How do environment variables map to nested configuration keys in .NET?
Use double underscore (__) as the hierarchy separator. The key ConnectionStrings:DefaultConnection in appsettings.json maps to the environment variable ConnectionStrings__DefaultConnection. Single colons are not valid in environment variable names on most platforms. Double underscore is the universal cross-platform convention and should always be used.
What is the difference between IOptions, IOptionsSnapshot, and IOptionsMonitor?
IOptions<T> is a singleton — reads once at startup, never changes. IOptionsSnapshot<T> is scoped — re-reads at the start of each HTTP request, cannot be injected into singletons. IOptionsMonitor<T> is a singleton with a change callback — updates in real time when configuration changes. Use IOptions for static config, IOptionsSnapshot for request-scoped flags, and IOptionsMonitor for background services or anything that must react to live config changes.

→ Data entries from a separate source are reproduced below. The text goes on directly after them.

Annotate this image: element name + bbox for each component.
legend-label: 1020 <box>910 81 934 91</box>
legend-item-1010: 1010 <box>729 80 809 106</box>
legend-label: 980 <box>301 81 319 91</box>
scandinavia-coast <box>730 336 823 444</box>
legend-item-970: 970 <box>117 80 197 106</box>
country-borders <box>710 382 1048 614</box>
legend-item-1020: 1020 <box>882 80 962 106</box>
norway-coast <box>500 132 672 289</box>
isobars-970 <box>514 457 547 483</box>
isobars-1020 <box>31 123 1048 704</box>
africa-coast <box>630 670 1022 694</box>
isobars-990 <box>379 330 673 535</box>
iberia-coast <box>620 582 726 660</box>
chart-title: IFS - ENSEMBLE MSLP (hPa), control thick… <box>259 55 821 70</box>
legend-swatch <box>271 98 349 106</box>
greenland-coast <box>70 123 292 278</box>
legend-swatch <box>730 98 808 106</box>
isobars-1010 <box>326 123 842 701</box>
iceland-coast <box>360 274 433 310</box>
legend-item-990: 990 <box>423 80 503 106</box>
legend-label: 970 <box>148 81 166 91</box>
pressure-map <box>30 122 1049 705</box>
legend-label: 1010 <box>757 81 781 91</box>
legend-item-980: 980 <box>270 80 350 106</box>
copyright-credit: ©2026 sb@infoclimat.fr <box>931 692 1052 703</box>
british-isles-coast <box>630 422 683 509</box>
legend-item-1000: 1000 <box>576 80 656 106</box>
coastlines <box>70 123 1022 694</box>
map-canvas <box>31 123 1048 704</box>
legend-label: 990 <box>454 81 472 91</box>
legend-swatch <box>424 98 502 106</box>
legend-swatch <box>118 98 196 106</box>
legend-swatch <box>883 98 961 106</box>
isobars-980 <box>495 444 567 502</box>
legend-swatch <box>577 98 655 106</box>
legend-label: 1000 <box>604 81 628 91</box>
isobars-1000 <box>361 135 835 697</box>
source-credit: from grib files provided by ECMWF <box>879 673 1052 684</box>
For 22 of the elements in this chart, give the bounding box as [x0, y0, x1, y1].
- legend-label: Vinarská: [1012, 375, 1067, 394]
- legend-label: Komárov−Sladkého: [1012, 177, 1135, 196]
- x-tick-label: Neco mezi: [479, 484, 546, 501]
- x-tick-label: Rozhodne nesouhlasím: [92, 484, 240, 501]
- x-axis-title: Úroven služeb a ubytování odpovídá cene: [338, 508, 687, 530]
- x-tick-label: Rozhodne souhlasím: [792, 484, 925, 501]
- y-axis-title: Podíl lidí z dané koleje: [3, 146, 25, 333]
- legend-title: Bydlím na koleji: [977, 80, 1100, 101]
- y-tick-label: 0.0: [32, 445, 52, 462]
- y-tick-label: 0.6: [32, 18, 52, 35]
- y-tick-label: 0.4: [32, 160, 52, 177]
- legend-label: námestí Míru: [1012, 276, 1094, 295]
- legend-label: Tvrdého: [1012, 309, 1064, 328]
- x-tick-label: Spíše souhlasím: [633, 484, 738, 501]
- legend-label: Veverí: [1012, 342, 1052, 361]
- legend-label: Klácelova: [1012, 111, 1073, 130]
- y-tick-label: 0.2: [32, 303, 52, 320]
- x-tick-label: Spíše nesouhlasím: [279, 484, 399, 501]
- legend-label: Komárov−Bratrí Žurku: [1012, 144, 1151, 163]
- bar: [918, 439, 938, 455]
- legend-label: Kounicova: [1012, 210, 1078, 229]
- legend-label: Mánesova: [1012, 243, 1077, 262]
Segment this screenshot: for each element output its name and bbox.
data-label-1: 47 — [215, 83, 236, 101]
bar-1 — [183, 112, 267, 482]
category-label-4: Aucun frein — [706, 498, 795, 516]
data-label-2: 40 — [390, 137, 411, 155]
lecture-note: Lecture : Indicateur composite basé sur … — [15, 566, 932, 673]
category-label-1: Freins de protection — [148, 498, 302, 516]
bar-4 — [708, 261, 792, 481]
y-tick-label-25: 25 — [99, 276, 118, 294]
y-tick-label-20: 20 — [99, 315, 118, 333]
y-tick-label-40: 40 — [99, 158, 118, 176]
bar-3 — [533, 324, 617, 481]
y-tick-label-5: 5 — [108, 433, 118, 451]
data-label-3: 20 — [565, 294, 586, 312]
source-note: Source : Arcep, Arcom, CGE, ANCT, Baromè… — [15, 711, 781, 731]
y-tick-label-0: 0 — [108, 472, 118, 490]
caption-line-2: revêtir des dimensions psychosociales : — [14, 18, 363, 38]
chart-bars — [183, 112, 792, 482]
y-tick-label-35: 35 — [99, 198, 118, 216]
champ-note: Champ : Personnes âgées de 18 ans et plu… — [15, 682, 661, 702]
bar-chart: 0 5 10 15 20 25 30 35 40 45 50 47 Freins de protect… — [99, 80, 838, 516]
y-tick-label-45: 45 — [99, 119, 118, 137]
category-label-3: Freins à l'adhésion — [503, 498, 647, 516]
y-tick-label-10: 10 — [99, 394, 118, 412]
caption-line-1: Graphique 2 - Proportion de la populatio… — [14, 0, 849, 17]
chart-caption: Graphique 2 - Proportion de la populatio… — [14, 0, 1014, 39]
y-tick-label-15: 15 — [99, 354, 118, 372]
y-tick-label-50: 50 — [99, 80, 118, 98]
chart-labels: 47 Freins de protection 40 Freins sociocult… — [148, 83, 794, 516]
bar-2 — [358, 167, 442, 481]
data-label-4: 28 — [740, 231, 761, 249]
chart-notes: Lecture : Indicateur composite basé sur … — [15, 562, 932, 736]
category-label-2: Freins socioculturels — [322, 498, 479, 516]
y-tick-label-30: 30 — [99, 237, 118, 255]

How do I prevent the diagnostics endpoint from leaking config in production?
Three layers: (1) Register it only inside if (app.Environment.IsDevelopment()) — this is the primary gate. (2) Redact values whose key contains "secret", "key", "password", or "token" before rendering. (3) Add an authorization check as defence-in-depth even in Development. Never expose raw IConfiguration to any HTTP endpoint in a non-Development environment.